Although her office was not evacuated, the breakdown in communication " most phone lines were out or busy " and the closure of most forms of public transportation meant that she and many others were forced to walk home that afternoon.

Moments later, Spak left his office on foot and headed for Grand Central Station to take a train out of the city.

"As I got to the FDR Drive, I saw the second plane hit the World Trade Center," Spak said. "Behind us was blocked off by a thick wall of smoke, and ahead of us was another cloud of smoke, and we all became covered with dust."

Despite the surrounding dangers, Spak eventually made his way to the station and boarded a train bound for Westchester county.

Kajal Jhaveri '98, an Amtrak employee from Washington D.C. who worked in corporate communications, was at an event in Penn Station that morning when she learned of the attacks.

"I was on the last train leaving for Washington D.C.," Jhaveri explained. "From the train, we could look out and see the buildings burning ... we saw a cloud of smoke engulfing Manhattan."

"Just the sight of it made me sick, physically ill," she said. "I've never seen or experienced anything of this scale ever."

Though the respondents shared the emotions of initial shock, alarm, and often disbelief, each had his or her own personal response in the weeks following Sept. 11. Jamie Udler '98, who lived a safe distance from the attacks in midtown Manhattan, said she felt things had returned somewhat to normal only very recently.

"It's taken until this weekend for me to feel comfortable ... there are constant reminders everywhere," she said, referring to the pictures of those missing in the attacks posted throughout the city.

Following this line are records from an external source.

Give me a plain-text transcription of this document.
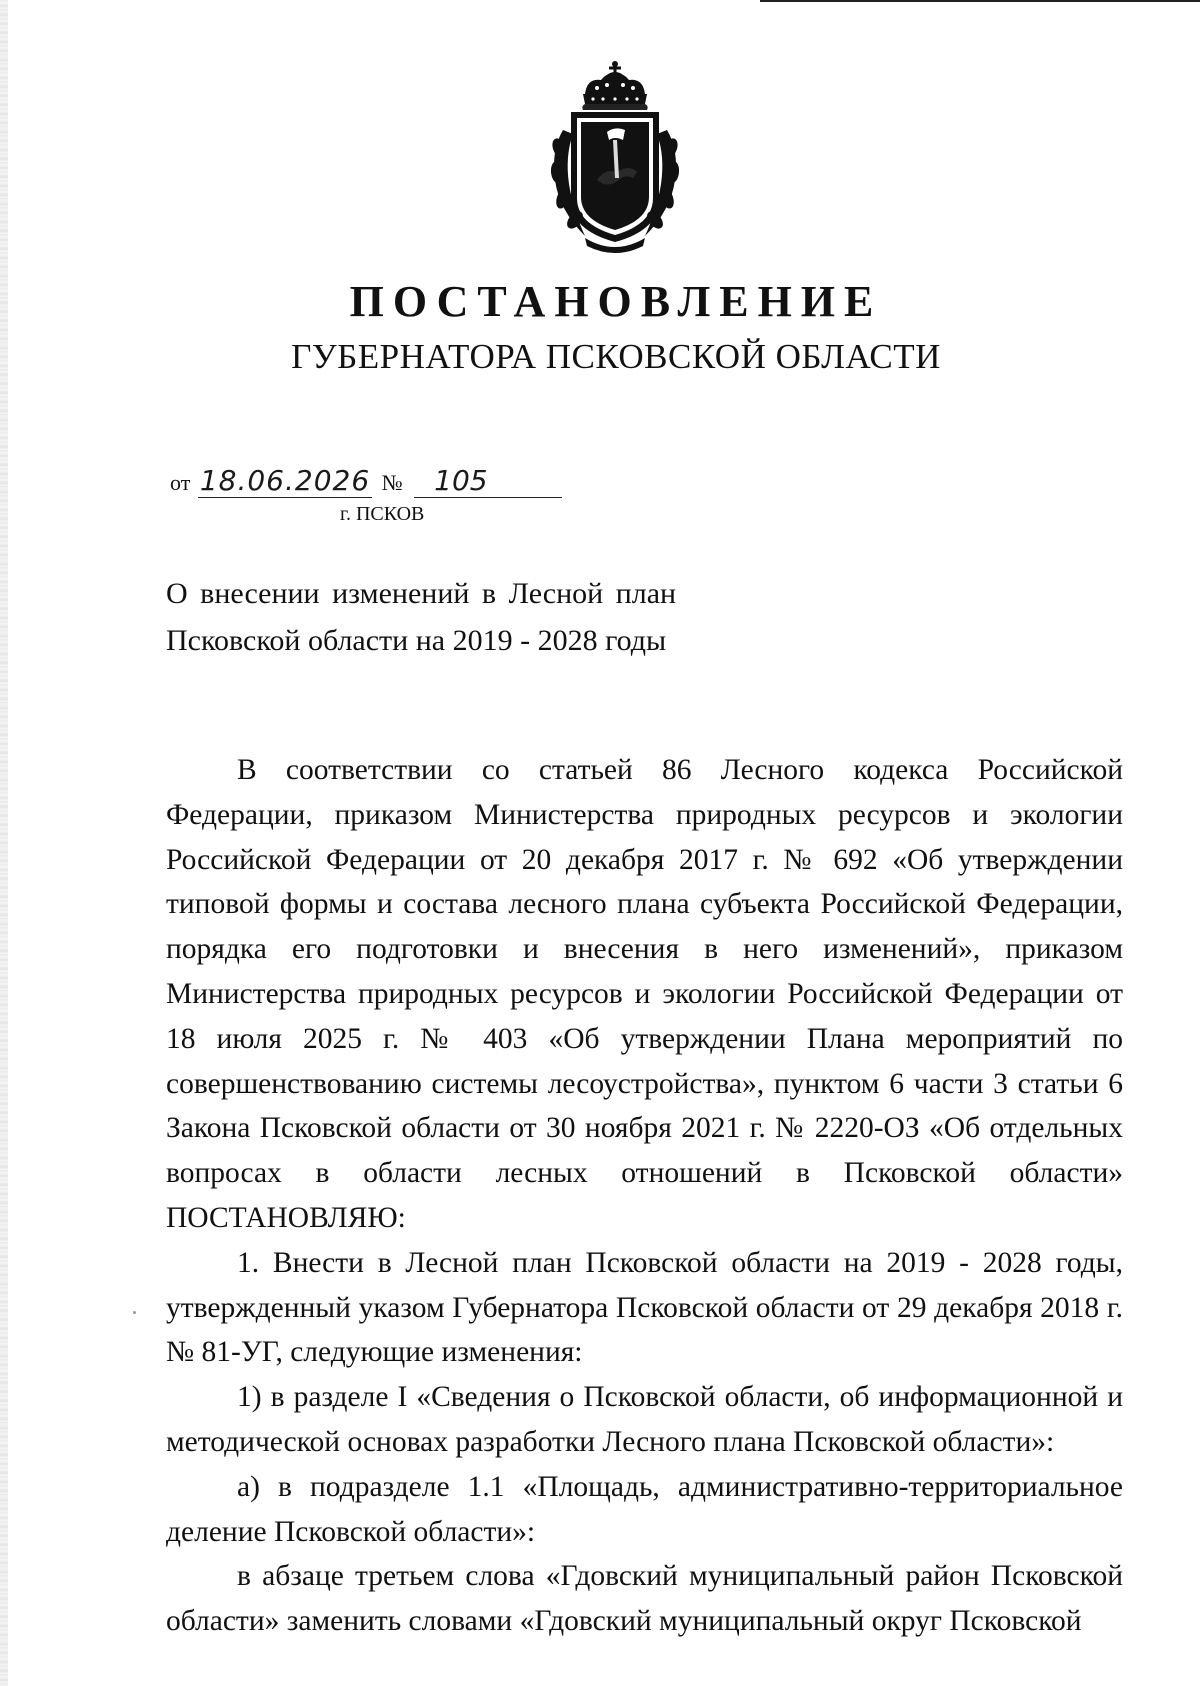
ПОСТАНОВЛЕНИЕ
ГУБЕРНАТОРА ПСКОВСКОЙ ОБЛАСТИ
от 18.06.2026 № 105
г. ПСКОВ
О внесении изменений в Лесной план
Псковской области на 2019 - 2028 годы

В соответствии со статьей 86 Лесного кодекса Российской Федерации, приказом Министерства природных ресурсов и экологии Российской Федерации от 20 декабря 2017 г. № 692 «Об утверждении типовой формы и состава лесного плана субъекта Российской Федерации, порядка его подготовки и внесения в него изменений», приказом Министерства природных ресурсов и экологии Российской Федерации от 18 июля 2025 г. № 403 «Об утверждении Плана мероприятий по совершенствованию системы лесоустройства», пунктом 6 части 3 статьи 6 Закона Псковской области от 30 ноября 2021 г. № 2220-ОЗ «Об отдельных вопросах в области лесных отношений в Псковской области» ПОСТАНОВЛЯЮ:

1. Внести в Лесной план Псковской области на 2019 - 2028 годы, утвержденный указом Губернатора Псковской области от 29 декабря 2018 г. № 81-УГ, следующие изменения:

1) в разделе I «Сведения о Псковской области, об информационной и методической основах разработки Лесного плана Псковской области»:

а) в подразделе 1.1 «Площадь, административно-территориальное деление Псковской области»:

в абзаце третьем слова «Гдовский муниципальный район Псковской области» заменить словами «Гдовский муниципальный округ Псковской
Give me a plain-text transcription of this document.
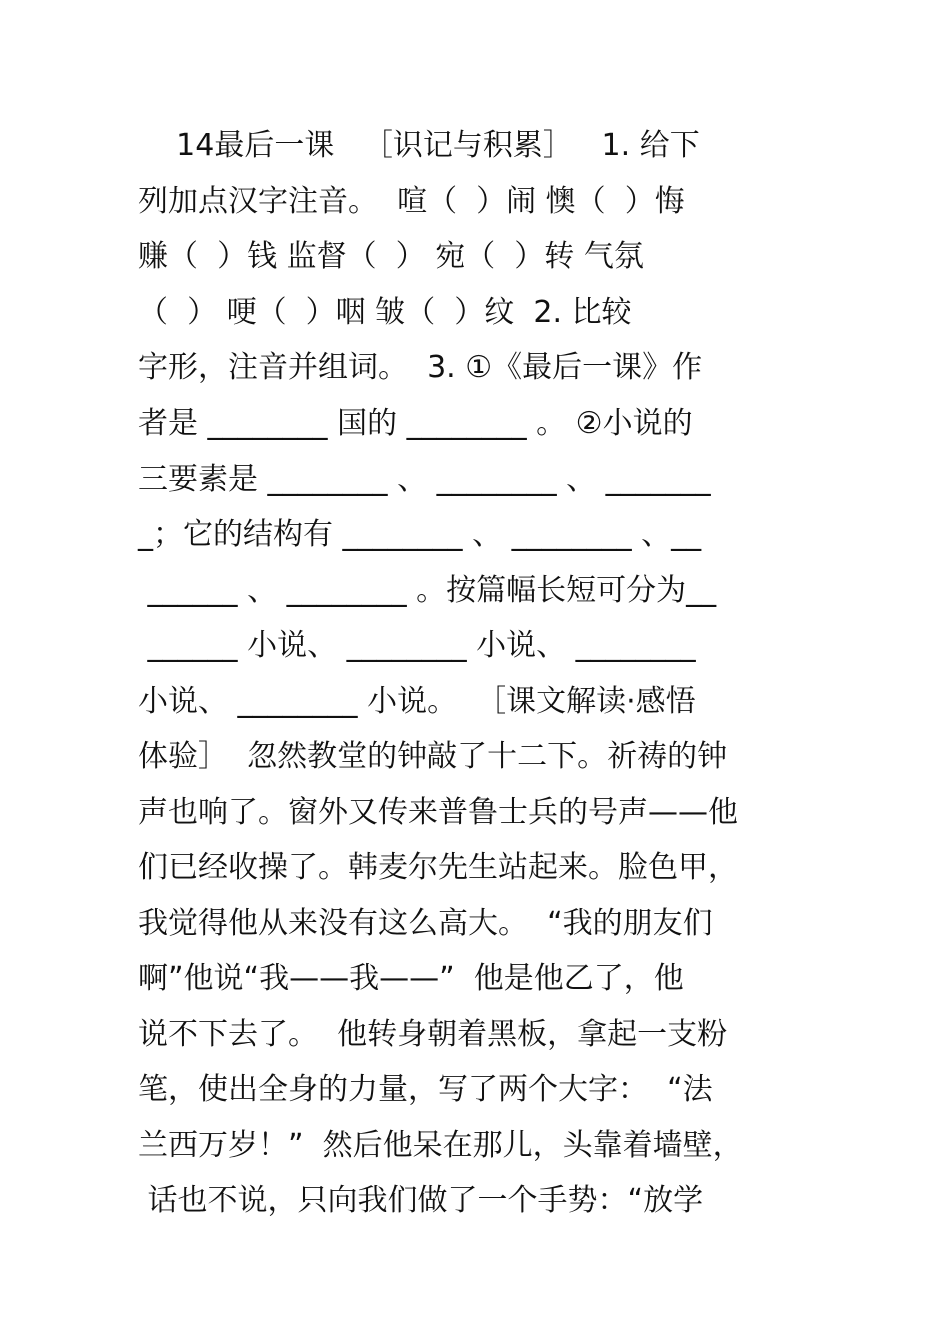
14最后一课   ［识记与积累］   1. 给下
列加点汉字注音。  喧（  ）闹 懊（  ）悔
赚（  ）钱 监督（  ） 宛（  ）转 气氛
（  ） 哽（  ）咽 皱（  ）纹  2. 比较
字形，注音并组词。  3. ①《最后一课》作
者是 ________ 国的 ________ 。 ②小说的
三要素是 ________ 、 ________ 、 _______
_；它的结构有 ________ 、 ________ 、__
______ 、 ________ 。按篇幅长短可分为__
______ 小说、 ________ 小说、 ________
小说、 ________ 小说。  ［课文解读·感悟
体验］  忽然教堂的钟敲了十二下。祈祷的钟
声也响了。窗外又传来普鲁士兵的号声——他
们已经收操了。韩麦尔先生站起来。脸色甲，
我觉得他从来没有这么高大。  “我的朋友们
啊”他说“我——我——”  他是他乙了，他
说不下去了。  他转身朝着黑板，拿起一支粉
笔，使出全身的力量，写了两个大字：  “法
兰西万岁！”  然后他呆在那儿，头靠着墙壁，
话也不说，只向我们做了一个手势：“放学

Amanda Molk '01, a government major who was working at the Capitol in Washington D.C. when the attacks took place, thought that the eventual return to a normal schedule was a necessary and positive response.

"Everybody is doing a good job of reacting, being cautious but not letting it take over our lives," she said. "People are not succumbing to fear, and are showing the terrorists and the rest of the world that they won't just give in."

Scott Spak, who was closest to the World Trade Center at the time of the attacks, expressed how deeply the events had affected him.

"I went to Dartmouth to have a greater understanding, not to be a corporate agent working in dangerous situations. It has really led me to question my path in life, and to doing things other than what I had originally planned ... as I think any near-death experience does."